Our Fragility Fracture Program offers these services and treatments to speed recovery and prevent future fracture:
- Nutrition counseling and education to promote healing, prevent malnutrition and reduce fracture risk
- Physical activity recommendations, including balancing and weight-bearing exercises and physical therapy to improve strength and agility
- Screening for important vitamins and minerals, such as calcium and vitamin D, and potential prescription suppplementation to ensure adequate daily intake
- Clinical trials to provide you with access to promising and proven treatments not yet available to the general public
- Surgical and non-surgical treatments for fractures
Taking care of our community
The Wexner Medical Center offers a mobile outreach service that delivers specialty medical care to patients in select skilled nursing facilities. An advance practice provider makes on-site visits offering these services:
- Follow-up visits and checkups
- Procedures such as cortisone injections for arthritis, splint or cast management for fractures
- Acute injury assessments (portable X-rays, workup, etc.)
- Preparing you for direct admission to the hospital (pre-op workup, etc.)
Additionally, we have established partnerships with local paramedics, senior centers and social resources to improve care for older orthopaedics patients and prevent subsequent fractures. This includes:
- Fall prevention education
- Installation of grab bars, toilet rails and night lights
- Research to better understand the factors contributing to falls in homes and frequent “911” calls
How to prevent future falls and fractures
The last thing you want to experience is another fall and broken bone. If you have had a fragility fracture, you are very likely to have osteoporosis. You are at higher risk for a future fracture, especially over the next year.
It is important you receive proper fall prevention education and screening. Our prevention clinic can identify risks to reduce or prevent future falls. You can also take these three steps to prevent fractures:
Be active. Exercise or do hard work for at least 30 minutes every day. Be sure to include exercises that improve balance. Our experts can provide you with specific movements to do and also ones to avoid.
Keep your bones strong. Calcium plays an important role in building stronger bones early in life, and keeping bones strong and healthy later in life. When the diet does not have enough calcium for our body’s needs, calcium is taken away from the bones. Get three to five servings of dairy a day or take supplements to get the daily recommended amounts of calcium and vitamin D. What’s a serving of dairy? Eight ounces of milk, three or four cheese cubes or six to eight ounces of yogurt.
Adults age 50 and older need:
- Calcium: 1,200 milligrams (mg) every day. The body can only absorb 500-600 mg at one time. Calcium from food and supplements should be spread throughout the day.

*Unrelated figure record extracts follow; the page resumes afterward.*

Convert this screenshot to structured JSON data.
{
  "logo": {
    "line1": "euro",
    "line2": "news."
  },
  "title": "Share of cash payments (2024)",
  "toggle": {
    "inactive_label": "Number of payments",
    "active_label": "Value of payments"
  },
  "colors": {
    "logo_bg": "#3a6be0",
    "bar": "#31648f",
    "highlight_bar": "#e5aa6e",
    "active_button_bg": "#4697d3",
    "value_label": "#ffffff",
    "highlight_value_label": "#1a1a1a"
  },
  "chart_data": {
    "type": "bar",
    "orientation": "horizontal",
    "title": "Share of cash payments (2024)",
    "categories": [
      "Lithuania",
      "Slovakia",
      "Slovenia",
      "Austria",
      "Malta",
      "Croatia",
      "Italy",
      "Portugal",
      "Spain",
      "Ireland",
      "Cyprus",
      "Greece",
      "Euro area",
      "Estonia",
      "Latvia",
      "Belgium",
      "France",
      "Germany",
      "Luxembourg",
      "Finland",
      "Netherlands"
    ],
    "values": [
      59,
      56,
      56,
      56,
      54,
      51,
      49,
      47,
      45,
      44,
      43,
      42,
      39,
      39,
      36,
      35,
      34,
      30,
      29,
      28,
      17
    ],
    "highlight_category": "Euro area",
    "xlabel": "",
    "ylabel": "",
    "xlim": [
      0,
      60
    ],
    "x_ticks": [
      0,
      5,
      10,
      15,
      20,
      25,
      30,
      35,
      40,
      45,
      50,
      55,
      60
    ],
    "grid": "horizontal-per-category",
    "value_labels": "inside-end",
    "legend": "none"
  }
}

- Vitamin D: 800-1,000 international units (IU) every day. This can be taken as a single dose.
People who get the recommended amount of calcium from foods do not need to take a calcium supplement. These individuals still need to take a vitamin D supplement.

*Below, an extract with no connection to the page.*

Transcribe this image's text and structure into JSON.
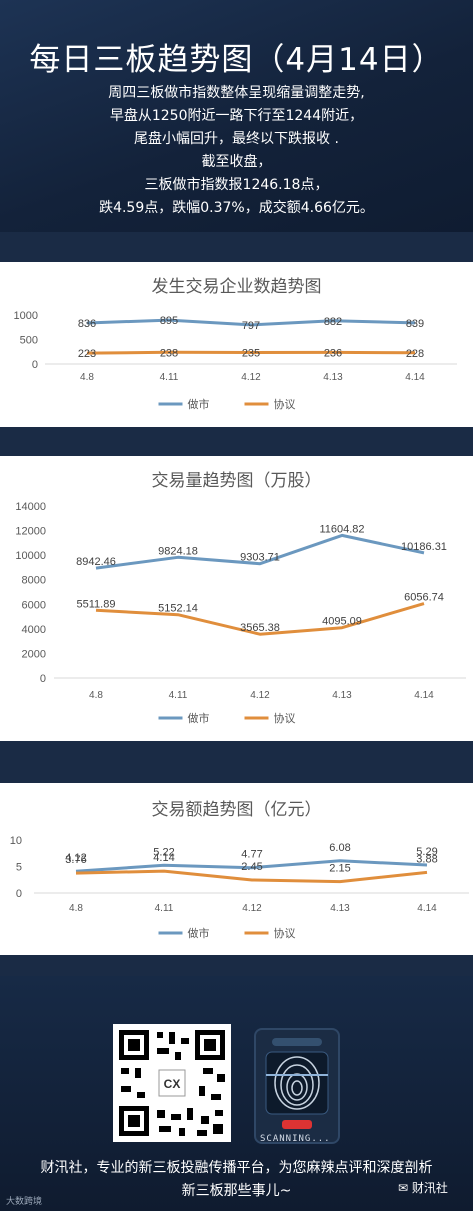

Prevent falls. Women have a 1-in-2 chance of having a fracture due to osteoporosis after the age of 50, and men have a 1-in-4 chance of having a fracture due to osteoporosis after the age of 50. Falls can be caused by loss of balance, muscle weakness, joint stiffness, poor vision, dizziness, medication side effects and problems in the environment. Many seniors are afraid of falling, so they reduce their activity level, which further increases weakness and risk of falling. Have a fall risk assessment performed at your home and make changes to prevent falls.